Here’s our starter list. 

Goals:

Responsiveness – Communicate actively with our customers and colleagues. Meet, exceed, anticipate their needs and engage with them on those needs.

Adaptability, cooperation – Reject the idea that your conceptual model is necessarily correct. Understand the ideas of others, evaluate them respectfully and fairly. Come to a point of agreement that results in the best outcome. This outcome should not be entirely “yours” nor “theirs” but something shared.

Engagement – Understand the perspectives of others to be as valuable and important as yours. Focus your attention on the person with whom you’re engaging.

Techniques:

Everyone is awesome. Everyone is the boss. – Focus on the amount of respect, deference and attention you devote to a.) yourself; b.) your boss; c.) the smartest person you have ever worked with. Now devote that respect, deference and attention to everyone.

Notepad your agenda – When going to a meeting, think of the needed outcomes and the points you want to make. Write them on a notepad and take it with you to the meeting. Then, let go of them and concentrate on a meaningful discussion with your colleagues on the topic. Near the end of the meeting, review your list, and bring up only the points that are a.) unaddressed b.) not made irrelevant by the discussion of the meeting.

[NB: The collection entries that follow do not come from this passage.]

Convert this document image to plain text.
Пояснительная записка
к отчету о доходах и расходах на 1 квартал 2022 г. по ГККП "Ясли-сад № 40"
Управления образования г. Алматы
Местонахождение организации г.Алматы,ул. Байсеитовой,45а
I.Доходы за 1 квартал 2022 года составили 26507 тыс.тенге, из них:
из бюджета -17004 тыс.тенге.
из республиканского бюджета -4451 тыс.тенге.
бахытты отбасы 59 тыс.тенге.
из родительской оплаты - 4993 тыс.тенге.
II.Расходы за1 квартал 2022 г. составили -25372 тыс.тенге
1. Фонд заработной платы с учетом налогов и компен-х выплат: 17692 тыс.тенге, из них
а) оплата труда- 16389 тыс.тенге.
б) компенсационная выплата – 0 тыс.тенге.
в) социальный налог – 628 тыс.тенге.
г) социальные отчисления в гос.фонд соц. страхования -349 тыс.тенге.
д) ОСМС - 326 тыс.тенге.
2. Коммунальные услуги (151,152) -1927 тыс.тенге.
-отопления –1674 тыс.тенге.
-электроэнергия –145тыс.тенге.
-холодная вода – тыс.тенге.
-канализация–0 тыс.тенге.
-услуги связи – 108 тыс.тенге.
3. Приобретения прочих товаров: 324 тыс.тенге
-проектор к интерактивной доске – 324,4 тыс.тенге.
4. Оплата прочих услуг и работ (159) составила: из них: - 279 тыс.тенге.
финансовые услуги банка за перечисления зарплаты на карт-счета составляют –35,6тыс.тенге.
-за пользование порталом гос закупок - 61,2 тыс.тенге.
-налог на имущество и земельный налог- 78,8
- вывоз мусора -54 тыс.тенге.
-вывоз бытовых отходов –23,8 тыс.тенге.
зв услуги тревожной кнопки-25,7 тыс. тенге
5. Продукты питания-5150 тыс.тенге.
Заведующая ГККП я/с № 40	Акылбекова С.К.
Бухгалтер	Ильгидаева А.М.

Questions – Approach ideas not as immutable statements but as potential ideas for discussion. Put forward arguments not as truisms but as propositions. Ask your colleague or customer about these propositions: do they sound correct? Do they raise concerns? Do my propositions not line up with yours? If not, let’s talk about why not and try to reconcile.

Check in with the person you’re with. Are you making sense to them? Do they have questions? Ask them these things, and ask often.

Hold, Breathe – When an idea pops into your head during a discussion, hold it there for 5-10 seconds and stay engaged with what is going on at the moment. Then, express that idea only if it is still relevant.